PARIS: Le ministre français de l’Europe et des Affaires étrangères, Jean-Noël Barrot, s’est entretenu jeudi à Riyad avec son homologue saoudien, le prince Faisal ben Farhane Al Saoud, dans un contexte régional marqué par de fortes tensions.

Au cœur des échanges : la situation sécuritaire au Moyen-Orient. Les deux responsables ont insisté sur la nécessité de consolider les cessez-le-feu en Iran et au Liban, tout en appelant à progresser vers un règlement politique durable garantissant la stabilité régionale.

Paris a réitéré sa condamnation ferme des attaques menées par Téhéran contre ses voisins. Le chef de la diplomatie française a également exprimé la solidarité de la France envers le Arabie saoudite, affirmant que son pays restait disposé à contribuer à sa défense si la situation l’exigeait.

Dans le même temps, la France a mis l’accent sur la nécessité d’une désescalade et d’une solution diplomatique. Jean-Noël Barrot a notamment appelé à la réouverture immédiate et sans condition du détroit d’Ormuz, soulignant l’importance de la liberté de navigation dans cette zone stratégique. Il a rappelé que la France, en coordination avec ses partenaires, était prête à contribuer à la sécurisation du passage dans le cadre d’une initiative conjointe avec le Royaume-Uni.

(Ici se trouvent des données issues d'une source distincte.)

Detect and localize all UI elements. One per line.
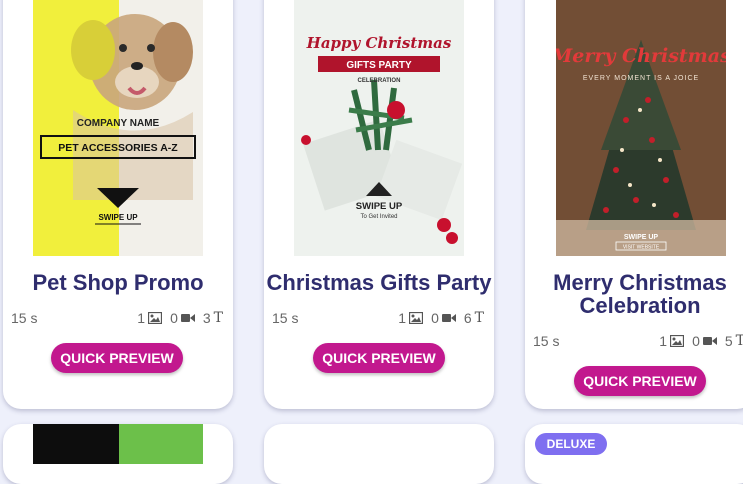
text-count: 5 [724,333,733,349]
template-meta: 15 s 1 0 5 T [533,333,743,351]
thumbnail-dark-panel [33,424,119,464]
image-icon [409,312,424,324]
video-camera-icon [441,314,456,322]
template-card-partial[interactable] [264,424,494,484]
poster-headline-text: Merry Christmas [556,45,726,67]
duration-label: 15 s [11,310,38,326]
template-title[interactable]: Pet Shop Promo [3,271,233,294]
image-icon [670,335,685,347]
poster-cta-text: SWIPE UP [356,201,403,212]
text-icon: T [474,310,484,326]
template-card-christmas-gifts-party[interactable]: Happy Christmas GIFTS PARTY CELEBRATION … [264,0,494,409]
video-camera-icon [702,337,717,345]
text-icon: T [213,310,223,326]
text-count: 6 [463,310,472,326]
quick-preview-button[interactable]: QUICK PREVIEW [51,343,183,373]
template-thumbnail[interactable]: COMPANY NAME PET ACCESSORIES A-Z SWIPE U… [33,0,203,256]
poster-company-text: COMPANY NAME [77,118,160,129]
text-icon: T [735,333,743,349]
template-title[interactable]: Christmas Gifts Party [264,271,494,294]
duration-label: 15 s [272,310,299,326]
pet-poster-image: COMPANY NAME PET ACCESSORIES A-Z SWIPE U… [33,0,203,256]
asset-counts: 1 0 5 T [659,333,743,349]
poster-cta-sub-text: VISIT WEBSITE [623,245,660,251]
poster-cta-text: SWIPE UP [98,213,138,222]
thumbnail-green-panel [119,424,203,464]
template-card-merry-christmas-celebration[interactable]: Merry Christmas EVERY MOMENT IS A JOICE … [525,0,743,409]
template-thumbnail[interactable]: Merry Christmas EVERY MOMENT IS A JOICE … [556,0,726,256]
quick-preview-button[interactable]: QUICK PREVIEW [313,343,445,373]
deluxe-badge: DELUXE [535,433,607,455]
poster-cta-text: SWIPE UP [624,234,659,241]
poster-sub-text: EVERY MOMENT IS A JOICE [583,75,699,82]
template-thumbnail[interactable] [33,424,203,464]
template-card-partial-deluxe[interactable]: DELUXE [525,424,743,484]
text-count: 3 [202,310,211,326]
template-meta: 15 s 1 0 3 T [11,310,223,328]
image-count: 1 [137,310,146,326]
template-title[interactable]: Merry Christmas Celebration [545,271,735,317]
poster-sub-text: CELEBRATION [358,78,401,84]
video-count: 0 [170,310,178,326]
template-card-partial[interactable] [3,424,233,484]
quick-preview-button[interactable]: QUICK PREVIEW [574,366,706,396]
image-count: 1 [659,333,668,349]
poster-cta-sub-text: To Get Invited [360,214,397,220]
poster-ribbon-text: GIFTS PARTY [346,60,412,71]
asset-counts: 1 0 6 T [398,310,484,326]
asset-counts: 1 0 3 T [137,310,223,326]
video-camera-icon [180,314,195,322]
merry-christmas-poster-image: Merry Christmas EVERY MOMENT IS A JOICE … [556,0,726,256]
video-count: 0 [692,333,700,349]
poster-label-text: PET ACCESSORIES A-Z [58,142,178,154]
template-card-pet-shop-promo[interactable]: COMPANY NAME PET ACCESSORIES A-Z SWIPE U… [3,0,233,409]
christmas-gifts-poster-image: Happy Christmas GIFTS PARTY CELEBRATION … [294,0,464,256]
template-thumbnail[interactable]: Happy Christmas GIFTS PARTY CELEBRATION … [294,0,464,256]
video-count: 0 [431,310,439,326]
poster-headline-text: Happy Christmas [306,34,452,52]
template-meta: 15 s 1 0 6 T [272,310,484,328]
duration-label: 15 s [533,333,560,349]
image-icon [148,312,163,324]
image-count: 1 [398,310,407,326]
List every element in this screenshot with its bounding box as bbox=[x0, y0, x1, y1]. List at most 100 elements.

Les deux ministres ont par ailleurs souligné qu’une solution diplomatique restait essentielle pour empêcher l’Iran d’accéder à l’arme nucléaire, tout en abordant les préoccupations liées à ses programmes balistiques, ses drones et ses activités de déstabilisation dans la région.

La situation au Liban a également été évoquée, notamment les répercussions de la guerre et la nécessité de soutenir les autorités face aux défis à la souveraineté de l’État. Paris a insisté sur l’importance du respect strict du cessez-le-feu par l’ensemble des parties.

Enfin, Jean-Noël Barrot et Faisal ben Farhane Al Saoud ont réaffirmé leur volonté de maintenir une coordination étroite afin de contribuer aux efforts diplomatiques en cours et à la stabilité du Moyen-Orient.